Group 4: Blog Post 2

Our group (group 4) decided to begin exploring CAAMFest by looking at its website and learning about their self-reported history. From there, we got excited about the period of time in the early stages of the festival, the 1980s, and dove deeper to understand how the festival first started and what decisions shaped the creation of the festival experience. We found through CAAMFest a picture of their very first festival program:


CAAMFest actually has its roots in “the government-funded Corporation for Public Broadcasting (CPB) began to provide greater funding resources with the specific aim of encouraging the development of ethnic media” (CAAM Media). Asian-American activists and scholars came together and created the idea for CAAM and CAAMFest as the best way to meet the government-funded mandate while still exploring Asian-American heritage, identity, and creativity.
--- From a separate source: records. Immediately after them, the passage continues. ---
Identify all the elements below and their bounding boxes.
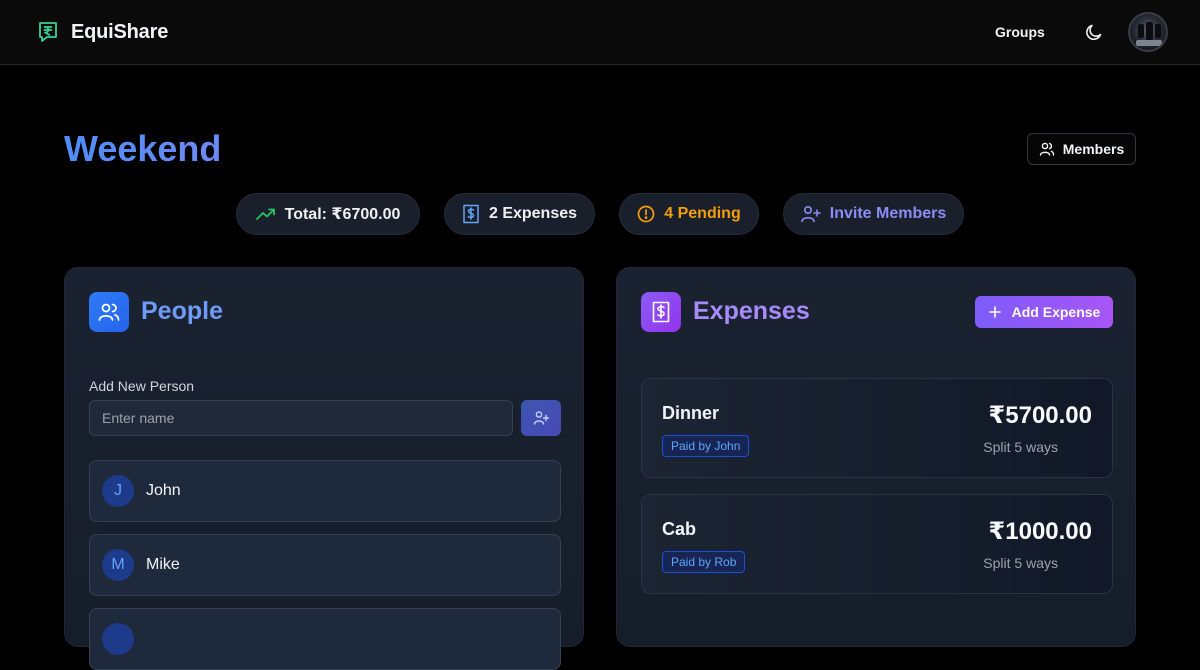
person-initial: M [102,549,134,581]
expenses-card: Expenses Add Expense Dinner Paid by John… [616,267,1136,647]
brand[interactable]: EquiShare [37,20,168,44]
expense-split: Split 5 ways [983,439,1058,455]
pending-stat: 4 Pending [619,193,759,235]
members-label: Members [1062,141,1125,157]
avatar-shape [1146,22,1153,40]
person-item[interactable] [89,608,561,670]
person-item[interactable]: J John [89,460,561,522]
people-title: People [141,297,223,325]
name-input[interactable] [89,400,513,436]
add-person-label: Add New Person [89,378,195,394]
app-name: EquiShare [71,20,169,43]
expense-amount: ₹5700.00 [988,402,1092,429]
user-plus-icon [533,411,549,425]
receipt-icon [463,204,479,224]
group-title: Weekend [64,128,222,169]
expense-item[interactable]: Cab Paid by Rob ₹1000.00 Split 5 ways [641,494,1113,594]
expense-name: Cab [662,519,697,539]
total-label: Total: ₹6700.00 [284,206,401,223]
person-name: John [146,482,181,499]
nav-groups-link[interactable]: Groups [995,24,1045,40]
rupee-chat-icon [39,22,57,42]
person-item[interactable]: M Mike [89,534,561,596]
add-expense-button[interactable]: Add Expense [975,296,1113,328]
expense-name: Dinner [662,403,720,423]
avatar-shape [1138,24,1144,38]
invite-label: Invite Members [829,205,947,222]
users-icon [1039,142,1054,156]
moon-icon[interactable] [1084,22,1104,42]
expenses-count-label: 2 Expenses [488,205,578,222]
add-person-button[interactable] [521,400,561,436]
top-nav: EquiShare Groups [0,0,1200,65]
people-icon [89,292,129,332]
person-name: Mike [146,556,180,573]
invite-members-button[interactable]: Invite Members [783,193,964,235]
expense-amount: ₹1000.00 [988,518,1092,545]
avatar-shape [1136,40,1162,46]
alert-circle-icon [637,205,655,223]
expense-split: Split 5 ways [983,555,1058,571]
user-plus-icon [800,205,821,223]
total-stat: Total: ₹6700.00 [236,193,420,235]
expenses-count-stat: 2 Expenses [444,193,595,235]
pending-label: 4 Pending [664,205,741,222]
receipt-icon [641,292,681,332]
user-avatar[interactable] [1128,12,1168,52]
person-initial: J [102,475,134,507]
paid-by-badge: Paid by Rob [662,551,746,573]
paid-by-badge: Paid by John [662,435,750,457]
expenses-title: Expenses [693,297,810,325]
people-card: People Add New Person J John M Mike [64,267,584,670]
person-initial [102,623,134,655]
trending-up-icon [255,208,275,220]
avatar-shape [1155,24,1161,38]
add-expense-label: Add Expense [1011,304,1101,320]
members-button[interactable]: Members [1027,133,1136,165]
plus-icon [988,306,1001,318]
expense-item[interactable]: Dinner Paid by John ₹5700.00 Split 5 way… [641,378,1113,478]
Thus, while government-funded, the organization purely exists to cultivate Asain-American media.


Initially, the festival wanted to specifically shine a light on the overlooked history and struggle of Asian-American people. This goal was made clear after looking at the films that were presented at the first film festival. The films presented all told stories of struggle surrounding certain political events in China. All films are aimed at showcasing Asian-American heritage and perseverance through media. 


Interestingly, we found through secondary sources that heritage played an even deeper role in the festival founding than we thought. CAAMFest also concerned itself with reaching the right people who would be most in need or interested in seeing these films. CAAMFest specifically picks areas in SF for screenings based on the ethnic population and where it will have the most impact: “According to festival director Masashi Niwano, festivals “curate the venue”... films thematizing the Chinese diasporic experience or Chinatown residents’ biographies may have what Niwano refers to as a “natural audience” in a Chinatown setting” (Erin Högerle). Many of the sources we found describe how the richness of San Francisco’s culture and Asian-American population make it the perfect place for this festival to take place. The festival is as intertwined with the city and its historic landmarks and theaters as it is with the encouragement of Asian-American voices.


Högerle’s essay on the relationship between film festivals and memory really highlighted the important role CAAMFest takes on with its commitment to keeping films alive and those experiences heard. One thing CAAMFest does in this commitment to heritage is that it makes films that have been otherwise lost to time available and screened through their program called the Out of the Vaults retrospective. Many Chinese and Chinese-American films have been screened purely for the purposes of recirculation of ideas and voices. For example, in 2014 they “presented two films by Chinese American filmmaker Joseph Sunn Jue which had not been screened in 67 years. As they become actively circulated memory, such films may open up to new meanings and interpretations” (Erin Högerle).


Upon learning about the goals of the festival itself, we wanted to dig deeper into how the festival was being perceived by audiences. A question we looked to answer while researching is as follows: Are the goals of the festival being met? We found a review of CAAMfest on the Film Free Way website where one user commented, “San Francisco is a historic site for Asian-American identity and to have the largest Asian-American film festival take place in the same area is monumental. Either as a filmmaker or as an attendee, I definitely want to come again” (Jeffrey Wu). Attendees appear to come out of this festival with a sense of pleasure over having Asian-American stories told on film. Additionally, they notably on their own connect the experience of the festival to San Francisco itself, showing how this festival has successfully created the environment it indented to with bonding with the landscape-- San Francisco itself has an active role in CAAMFest.


Sources:


Networks, locations and frames of memory in Asian American film festivals by Erin Högerle 

https://www.tandfonline.com/doi/full/10.1080/20004214.2019.1623631


Introduction: Travel, locatedness, and new horizons in Memory Studies by Maria Elisabeth Dorr, Astrid Erll, Erin Högerle, Paul Vickers & Jarula M.I. Wegner

https://www.tandfonline.com/doi/full/10.1080/20004214.2019.1690840


CAAMFest’s own site’s recount of their first film festival year; CAAMFest’s first festival program photo

https://caamedia.org/blog/2015/02/25/inaugural-film-festival-1982/


Film Freeway’s audience reviews of CAAMFest

https://filmfreeway.com/CAAMFest


Comments

  1. Wonderful to read. Did you find out what films they screened in the 1980s, for example during the 1982 screenings at the BAMPFA? What were the films by Joseph Sunn Jue that were mentioned in the article above? Very interested in hearing what kind of specific cases and moments you'll find as your group continues.